There's no point in judging this car by conventional standards. It's like moaning about the makeshift hood (which according to Renault, isn't guaranteed to stay on at speeds above 40mph!). From Renault's point of view, you don't buy one of these as an everyday car, so why need it be designed using everyday criteria?
The styling of course is anything but everyday. People don't just turn their heads when you drive by - they stop and gawp. From the fared-in headlamps to the enormous side air intakes (need they really be that big for a Renault Clio engine?), this car is outrageous.

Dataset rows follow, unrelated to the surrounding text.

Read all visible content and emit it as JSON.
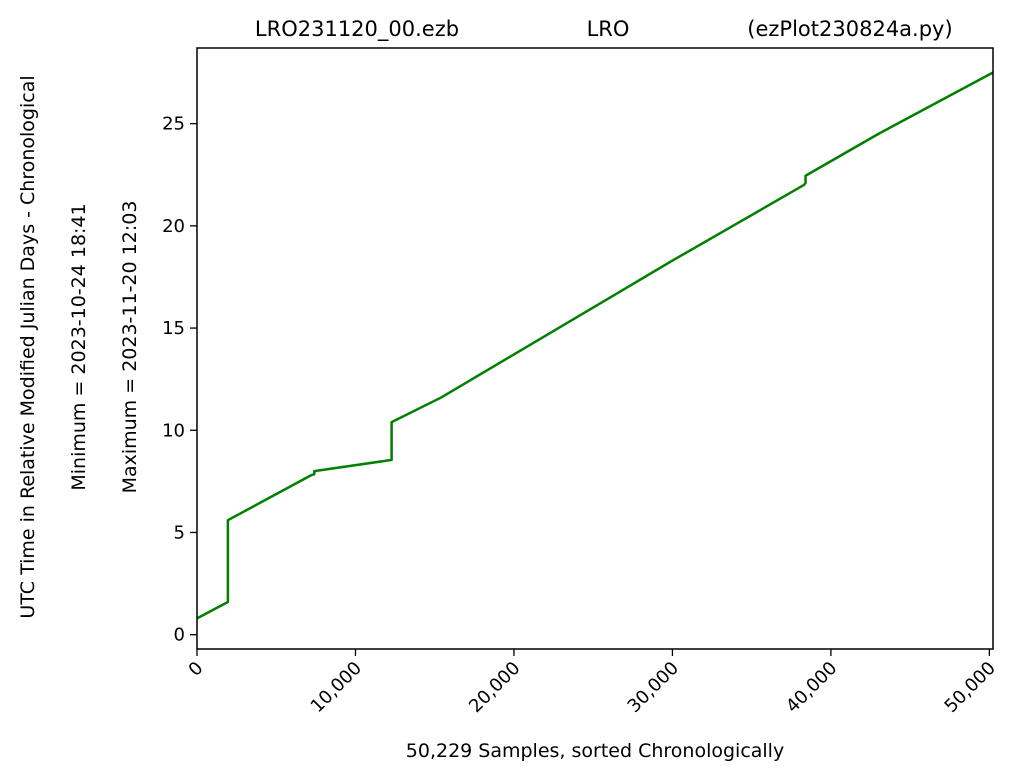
{
  "chart_data": {
    "type": "line",
    "title_left": "LRO231120_00.ezb",
    "title_center": "LRO",
    "title_right": "(ezPlot230824a.py)",
    "xlabel": "50,229 Samples, sorted Chronologically",
    "ylabel": "UTC Time in Relative Modified Julian Days - Chronological",
    "ylabel_min": "Minimum = 2023-10-24   18:41",
    "ylabel_max": "Maximum = 2023-11-20   12:03",
    "xlim": [
      0,
      50229
    ],
    "ylim": [
      -0.7,
      28.7
    ],
    "x_ticks": [
      0,
      10000,
      20000,
      30000,
      40000,
      50000
    ],
    "x_tick_labels": [
      "0",
      "10,000",
      "20,000",
      "30,000",
      "40,000",
      "50,000"
    ],
    "y_ticks": [
      0,
      5,
      10,
      15,
      20,
      25
    ],
    "y_tick_labels": [
      "0",
      "5",
      "10",
      "15",
      "20",
      "25"
    ],
    "grid": false,
    "line_color": "#008000",
    "series": [
      {
        "x": [
          0,
          1950,
          1950,
          7200,
          7400,
          7400,
          12280,
          12280,
          15400,
          30000,
          38300,
          38400,
          38400,
          43000,
          50229
        ],
        "y": [
          0.8,
          1.6,
          5.6,
          7.8,
          7.85,
          8.0,
          8.55,
          10.4,
          11.6,
          18.3,
          22.0,
          22.1,
          22.45,
          24.5,
          27.5
        ]
      }
    ]
  }
}
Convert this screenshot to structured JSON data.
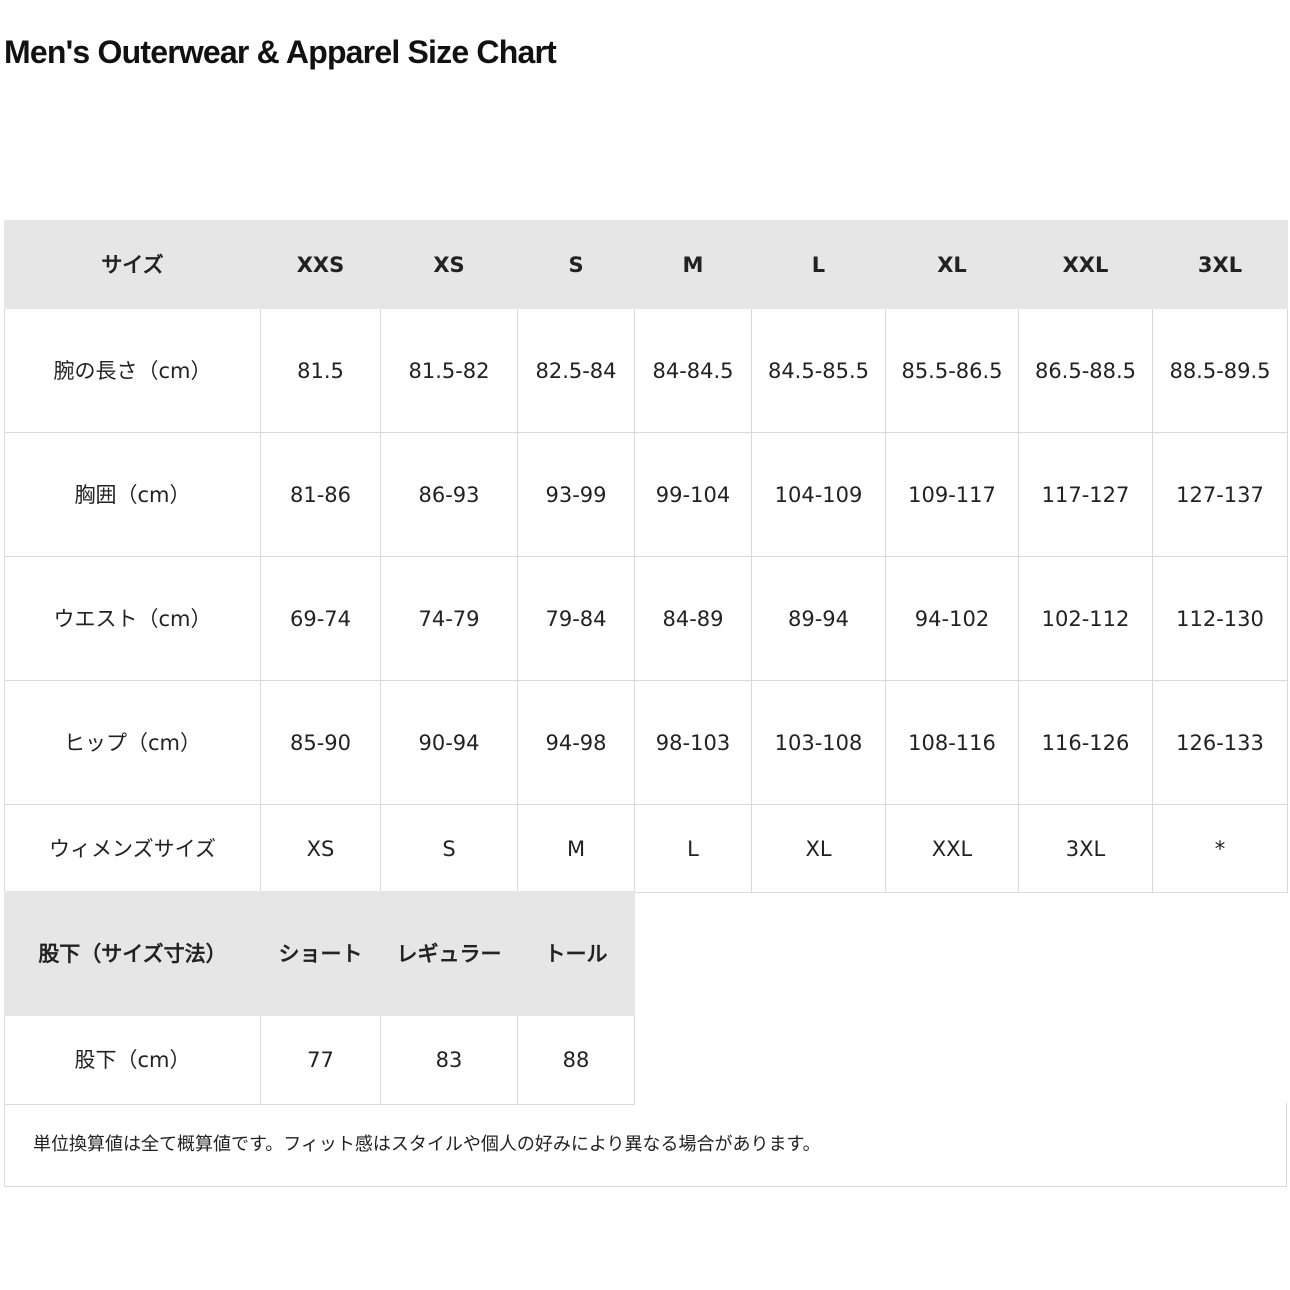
{
  "title": "Men's Outerwear & Apparel Size Chart",
  "size_table": {
    "headers": [
      "サイズ",
      "XXS",
      "XS",
      "S",
      "M",
      "L",
      "XL",
      "XXL",
      "3XL"
    ],
    "rows": [
      {
        "label": "腕の長さ（cm）",
        "values": [
          "81.5",
          "81.5-82",
          "82.5-84",
          "84-84.5",
          "84.5-85.5",
          "85.5-86.5",
          "86.5-88.5",
          "88.5-89.5"
        ]
      },
      {
        "label": "胸囲（cm）",
        "values": [
          "81-86",
          "86-93",
          "93-99",
          "99-104",
          "104-109",
          "109-117",
          "117-127",
          "127-137"
        ]
      },
      {
        "label": "ウエスト（cm）",
        "values": [
          "69-74",
          "74-79",
          "79-84",
          "84-89",
          "89-94",
          "94-102",
          "102-112",
          "112-130"
        ]
      },
      {
        "label": "ヒップ（cm）",
        "values": [
          "85-90",
          "90-94",
          "94-98",
          "98-103",
          "103-108",
          "108-116",
          "116-126",
          "126-133"
        ]
      },
      {
        "label": "ウィメンズサイズ",
        "values": [
          "XS",
          "S",
          "M",
          "L",
          "XL",
          "XXL",
          "3XL",
          "*"
        ]
      }
    ]
  },
  "inseam_table": {
    "headers": [
      "股下（サイズ寸法）",
      "ショート",
      "レギュラー",
      "トール"
    ],
    "rows": [
      {
        "label": "股下（cm）",
        "values": [
          "77",
          "83",
          "88"
        ]
      }
    ]
  },
  "note": "単位換算値は全て概算値です。フィット感はスタイルや個人の好みにより異なる場合があります。"
}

Since the Sport Spider is based on simple Clio Williams hardware, not much goes wrong - and if it ever does, it shouldn't cost too much to fix. Obviously, since most cars will have been thrashed (or even raced), beware of accident damage and bodged repairs. Since the Renault Sport Spider one make race series has been replaced by a Clio-based Series, more ex-race cars are finding their way back onto the road. Look closely for signs of theft.

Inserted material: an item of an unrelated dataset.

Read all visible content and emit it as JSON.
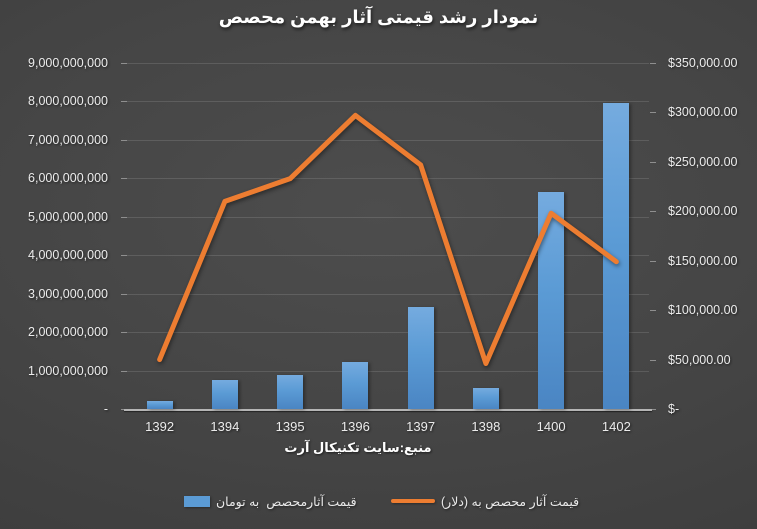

(approx) A clutch assembly will be around £80. Front and rear brake pads are about £190. An exchange alternator is about £175 and an exhaust system assembly should be close to £110.
A headlamp should cost around £65, a starter motor about £272 and a radiator no more than £260.
Powering the Sport Spider is the 150bhp 16v four cylinder engine which, as already mentioned, was first seen in the Renault Clio Williams and also used in the original Megane Coupe 16v. Given the relatively light weight of this car, that's enough to make it very fast indeed; rest to 60 takes just 6.9s on the way to a maximum of 134mph.
Take a seat behind the wheel and you instantly know that this car means business; quite simply it's more race car than road car, a single aluminium bar dominating the dashboard. There are only three dials set into a central pod on top of the dash - and they don't include a speedometer. Instead, you've a rev counter, with oil and water pressure gauges. Speed is monitored by a digital readout just above, as are distance and fuel.
To complete the sports car feel, there are body-hugging Recaro bucket seats and a leather-trimmed steering wheel. The windows meanwhile, pivot up to open - arguably practical - certainly distinctive. And the doors? Well, they open vertically. Of course...
Safety won't be at the forefront of the minds of most buyers, but Renault claim to have thoroughly covered it anyway. The car is constructed from aluminium - which has an energy absorption capacity one and a half times that of steel. Plus there's a stout rollover bar for visible reassurance.
The road is one place where the Renault feels slightly wasted. With the growth of airfield and track days in the UK, a used Sport Spider makes an excellent weekend 'toy'. With more ex-racing cars entering the market, it represents a stylish way to go racing on a reasonable budget.
This car makes a statement that says a great deal about Renault. Whether it's unique depends upon your definition. After all, it's probably true to say that most major manufacturers have had something like this on the drawing board somewhere in their design studios. The difference is that only the Sport Spider made it into the metal - or the aluminium to be precise. Audacity then, in more ways than one.